There are some argument against the conventional view that I find reasonably persuasive. The two most important are
- you can save money, so going from 5k to 6k means potentially retiring a decade earlier
- you can donate money to charity, which for the amounts any normal person will donate will have almost flat marginal value per dollar spent
I think a third, potentially far more interesting objection is that this is the wrong frame to think about. It can be true that income has sharply diminishing returns at the individual level but also false, or far less true, at the societal level. Why? Imagine you’re a billionaire.
- you use a high brand IPhone or Android. The same as most middle class professionals.
- you drive a car. It’s a nice car, but it’s still just a car
- You can pay for the best healthcare and specialists, but by and large your life expectancy is not much higher than a middle class person
- You can rent a private jet, but still your travel time from most major cities to other major cities isn’t that much faster than for the average person.

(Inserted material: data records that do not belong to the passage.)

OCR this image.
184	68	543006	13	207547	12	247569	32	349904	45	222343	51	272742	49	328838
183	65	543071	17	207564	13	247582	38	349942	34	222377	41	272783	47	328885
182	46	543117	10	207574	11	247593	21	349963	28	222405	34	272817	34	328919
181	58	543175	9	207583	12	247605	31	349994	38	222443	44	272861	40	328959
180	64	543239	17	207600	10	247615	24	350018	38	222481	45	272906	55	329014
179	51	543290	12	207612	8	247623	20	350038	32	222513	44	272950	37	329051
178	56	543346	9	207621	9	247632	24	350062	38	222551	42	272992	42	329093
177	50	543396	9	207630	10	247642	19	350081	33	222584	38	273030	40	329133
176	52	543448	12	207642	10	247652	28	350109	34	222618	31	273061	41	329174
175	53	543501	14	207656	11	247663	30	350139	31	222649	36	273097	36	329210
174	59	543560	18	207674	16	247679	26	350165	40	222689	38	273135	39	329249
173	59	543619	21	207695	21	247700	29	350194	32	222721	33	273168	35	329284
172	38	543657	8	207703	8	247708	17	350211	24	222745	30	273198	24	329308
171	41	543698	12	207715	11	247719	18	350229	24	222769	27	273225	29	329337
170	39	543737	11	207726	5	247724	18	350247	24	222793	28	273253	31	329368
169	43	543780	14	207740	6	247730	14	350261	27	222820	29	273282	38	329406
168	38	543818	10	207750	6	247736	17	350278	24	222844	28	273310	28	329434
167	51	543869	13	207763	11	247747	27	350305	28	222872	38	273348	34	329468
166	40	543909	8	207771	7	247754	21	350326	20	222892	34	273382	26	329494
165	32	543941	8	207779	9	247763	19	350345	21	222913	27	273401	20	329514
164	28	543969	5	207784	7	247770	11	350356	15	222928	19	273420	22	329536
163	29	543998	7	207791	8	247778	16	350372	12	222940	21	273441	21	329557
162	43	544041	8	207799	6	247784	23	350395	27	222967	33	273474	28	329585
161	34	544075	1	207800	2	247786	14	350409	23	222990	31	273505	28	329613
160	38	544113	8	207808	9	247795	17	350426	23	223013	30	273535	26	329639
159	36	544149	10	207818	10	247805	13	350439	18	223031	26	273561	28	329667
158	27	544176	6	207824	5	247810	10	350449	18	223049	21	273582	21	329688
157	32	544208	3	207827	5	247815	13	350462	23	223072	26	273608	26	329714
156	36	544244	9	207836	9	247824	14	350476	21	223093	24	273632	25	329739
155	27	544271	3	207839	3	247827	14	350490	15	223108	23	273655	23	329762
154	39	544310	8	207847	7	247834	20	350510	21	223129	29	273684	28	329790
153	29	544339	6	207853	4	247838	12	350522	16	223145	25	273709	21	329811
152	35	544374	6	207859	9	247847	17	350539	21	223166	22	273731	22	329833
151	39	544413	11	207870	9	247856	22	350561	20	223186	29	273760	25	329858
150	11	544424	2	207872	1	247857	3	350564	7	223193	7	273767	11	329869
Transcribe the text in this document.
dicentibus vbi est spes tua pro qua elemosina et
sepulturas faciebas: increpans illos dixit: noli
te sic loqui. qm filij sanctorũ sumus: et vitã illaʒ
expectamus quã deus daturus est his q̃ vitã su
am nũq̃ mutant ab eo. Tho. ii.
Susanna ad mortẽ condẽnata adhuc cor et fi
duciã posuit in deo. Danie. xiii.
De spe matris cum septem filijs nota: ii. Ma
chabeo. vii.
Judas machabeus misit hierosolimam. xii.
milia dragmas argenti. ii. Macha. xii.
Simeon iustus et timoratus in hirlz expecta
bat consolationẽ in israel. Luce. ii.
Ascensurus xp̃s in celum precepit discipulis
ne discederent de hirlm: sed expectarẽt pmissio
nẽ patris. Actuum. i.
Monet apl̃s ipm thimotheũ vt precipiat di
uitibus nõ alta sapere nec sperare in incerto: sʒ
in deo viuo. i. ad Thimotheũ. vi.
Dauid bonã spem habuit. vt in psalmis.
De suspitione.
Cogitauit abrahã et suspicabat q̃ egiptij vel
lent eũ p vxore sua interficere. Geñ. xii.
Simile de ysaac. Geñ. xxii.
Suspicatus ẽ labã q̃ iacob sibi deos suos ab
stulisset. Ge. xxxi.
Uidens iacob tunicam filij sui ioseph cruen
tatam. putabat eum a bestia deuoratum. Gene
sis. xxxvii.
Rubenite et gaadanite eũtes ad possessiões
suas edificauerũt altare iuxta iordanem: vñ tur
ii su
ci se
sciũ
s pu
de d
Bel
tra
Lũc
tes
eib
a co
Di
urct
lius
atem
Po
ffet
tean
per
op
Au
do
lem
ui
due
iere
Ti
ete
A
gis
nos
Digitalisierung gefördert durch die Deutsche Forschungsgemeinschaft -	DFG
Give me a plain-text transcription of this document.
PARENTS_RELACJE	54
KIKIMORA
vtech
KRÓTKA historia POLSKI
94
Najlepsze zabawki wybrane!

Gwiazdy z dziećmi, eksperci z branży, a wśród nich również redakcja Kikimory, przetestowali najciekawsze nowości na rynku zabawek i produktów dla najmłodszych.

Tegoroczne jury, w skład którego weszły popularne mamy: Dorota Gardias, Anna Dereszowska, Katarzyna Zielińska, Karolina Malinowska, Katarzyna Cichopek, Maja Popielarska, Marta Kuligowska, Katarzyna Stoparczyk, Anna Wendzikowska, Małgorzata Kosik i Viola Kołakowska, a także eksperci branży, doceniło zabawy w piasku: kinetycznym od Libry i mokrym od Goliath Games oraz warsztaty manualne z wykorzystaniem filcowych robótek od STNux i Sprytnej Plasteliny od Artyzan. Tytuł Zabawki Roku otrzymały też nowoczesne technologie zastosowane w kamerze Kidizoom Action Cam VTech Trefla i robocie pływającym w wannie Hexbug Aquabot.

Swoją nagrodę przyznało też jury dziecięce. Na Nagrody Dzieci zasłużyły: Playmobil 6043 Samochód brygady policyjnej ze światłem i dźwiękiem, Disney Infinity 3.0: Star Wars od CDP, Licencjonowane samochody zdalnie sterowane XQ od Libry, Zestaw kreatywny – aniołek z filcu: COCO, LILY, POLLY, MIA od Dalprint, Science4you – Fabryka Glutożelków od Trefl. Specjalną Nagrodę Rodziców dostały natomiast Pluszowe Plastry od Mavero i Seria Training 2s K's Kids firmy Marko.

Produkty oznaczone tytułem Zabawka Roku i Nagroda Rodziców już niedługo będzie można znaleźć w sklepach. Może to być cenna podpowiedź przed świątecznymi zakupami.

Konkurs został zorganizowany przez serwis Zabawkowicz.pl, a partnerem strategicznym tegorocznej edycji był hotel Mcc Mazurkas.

I think that most goods and services are created by and for the mass market. They also rely on a host of inputs stretching back through a long and complex chain that’s almost impossible to grasp. Each good in that chain of inputs is also typically made for a mass market. Hence, the overall quality and scope of goods you can access is determined far, far more by the kind of society you live in than by how much money you individually have. A unemployed factory worker today is better off materially than a king in the past.
I think that higher individual spending on consumption probably has fairly sharp diminishing marginal returns. I think that societal wealth/affluence has diminishing returns too, but that the slope is far gentler.